(Reuters) - Dallas Mavericks forward Dirk Nowitzki was labeled a “soft Euro” by critics early in his career but the grossly misguided perception ultimately fueled the towering German to become one of the NBA’s greatest scorers.
The label is laughable now considering Nowitzki, already the highest-scoring NBA player born outside the United States, has blossomed into a win-at-all-costs warrior who redefined the power forward position and is closing in on a scoring milestone.
Nowitzki is 48 points shy of becoming only the sixth NBA player to reach 30,000 career points, a feat that would put him in the company of Kareem Abdul-Jabbar, Karl Malone, Kobe Bryant, Michael Jordan and Wilt Chamberlain.
Barring injury, the 38-year-old former NBA Most Valuable Player should reach the mark sometime over the next week and join Malone and Bryant as the only players to score 30,000 points with one franchise.
“Dirk Nowitzki is probably one of the most tough-minded NBA players I’ve been around,” Toronto head coach Dwane Casey, who was an assistant coach for the Nowitzki-led Mavericks team that won an NBA title in 2011, told Reuters. “You’re not going to shake him, you’re not going to get into his head, his psyche.”
Nowitzki, who is averaging 13.6 points per game this season, will get his next shot at reaching the milestone later on Friday when Dallas host Memphis in the opener of a five-game homestand.
The German’s rise up the all-time scoring charts was not one that many predicted when he made his NBA debut in 1998 when some said he was too soft, not strong enough, couldn’t rebound and had a style of play not suitable for the NBA, where the world’s best basketball players ply their trade.
Perhaps some of the “soft” criticism directed at the 7-foot (2.1 meters) Nowitzki was because unlike other players his size, he relied more on his shooting ability rather than mixing it up down low to provide an intimidating presence.
Nowitzki’s arsenal and accuracy continued to improve as he blossomed into one of the NBA’s uniquely unstoppable players, a perennial All-Star who defied the parameters of his position.
“He’s one of the players you almost have to tell to get out of the gym.

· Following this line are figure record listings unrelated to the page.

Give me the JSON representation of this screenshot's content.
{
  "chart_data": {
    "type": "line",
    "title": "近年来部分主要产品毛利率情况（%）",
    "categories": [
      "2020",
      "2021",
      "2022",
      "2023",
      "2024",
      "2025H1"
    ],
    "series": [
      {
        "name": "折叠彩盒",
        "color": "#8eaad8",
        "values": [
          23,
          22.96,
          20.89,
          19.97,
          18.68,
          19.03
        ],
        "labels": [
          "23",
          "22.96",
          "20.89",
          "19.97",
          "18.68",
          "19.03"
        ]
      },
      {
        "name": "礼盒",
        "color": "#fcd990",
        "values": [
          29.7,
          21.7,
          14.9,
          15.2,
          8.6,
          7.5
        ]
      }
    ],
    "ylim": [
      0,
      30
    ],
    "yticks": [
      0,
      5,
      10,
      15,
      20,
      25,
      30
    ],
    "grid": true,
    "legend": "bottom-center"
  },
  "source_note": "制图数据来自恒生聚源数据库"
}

He’d come back in at night time ... and stay until 10 o’clock at night,” said Casey.
“Back in the day he used to have (fitness equipment) in his living room. A lot of people have TVs and pool tables, he had a Precor. ... so he’s one of the most dedicated, hardworking stars I’ve ever been around.”
Nowitzki’s durability and consistency were on full display in the 2011 NBA Finals, a best-of-seven series in which he produced some of the more defining moments of his career against a Miami team featuring LeBron James, Dwyane Wade and Chris Bosh.
With Dallas trailing the series 1-0 and down 15 points late in Game Two it was Nowitzki, playing with a torn tendon in his left middle finger, who rallied his team to victory.
Five days later, with his team needing a win to avoid going down 3-1, a fever-stricken Nowitzki was at it again, this time shrugging off three miserable quarters before a stunning finish.
“He’s one of the best. As far as tight situations, you can’t think of nobody better to get the ball to than Dirk,” said Casey. “His size, his toughness, his strength. You look at him and he looks slender but he probably has one of the strongest cores you can have. You can’t knock him off balance.”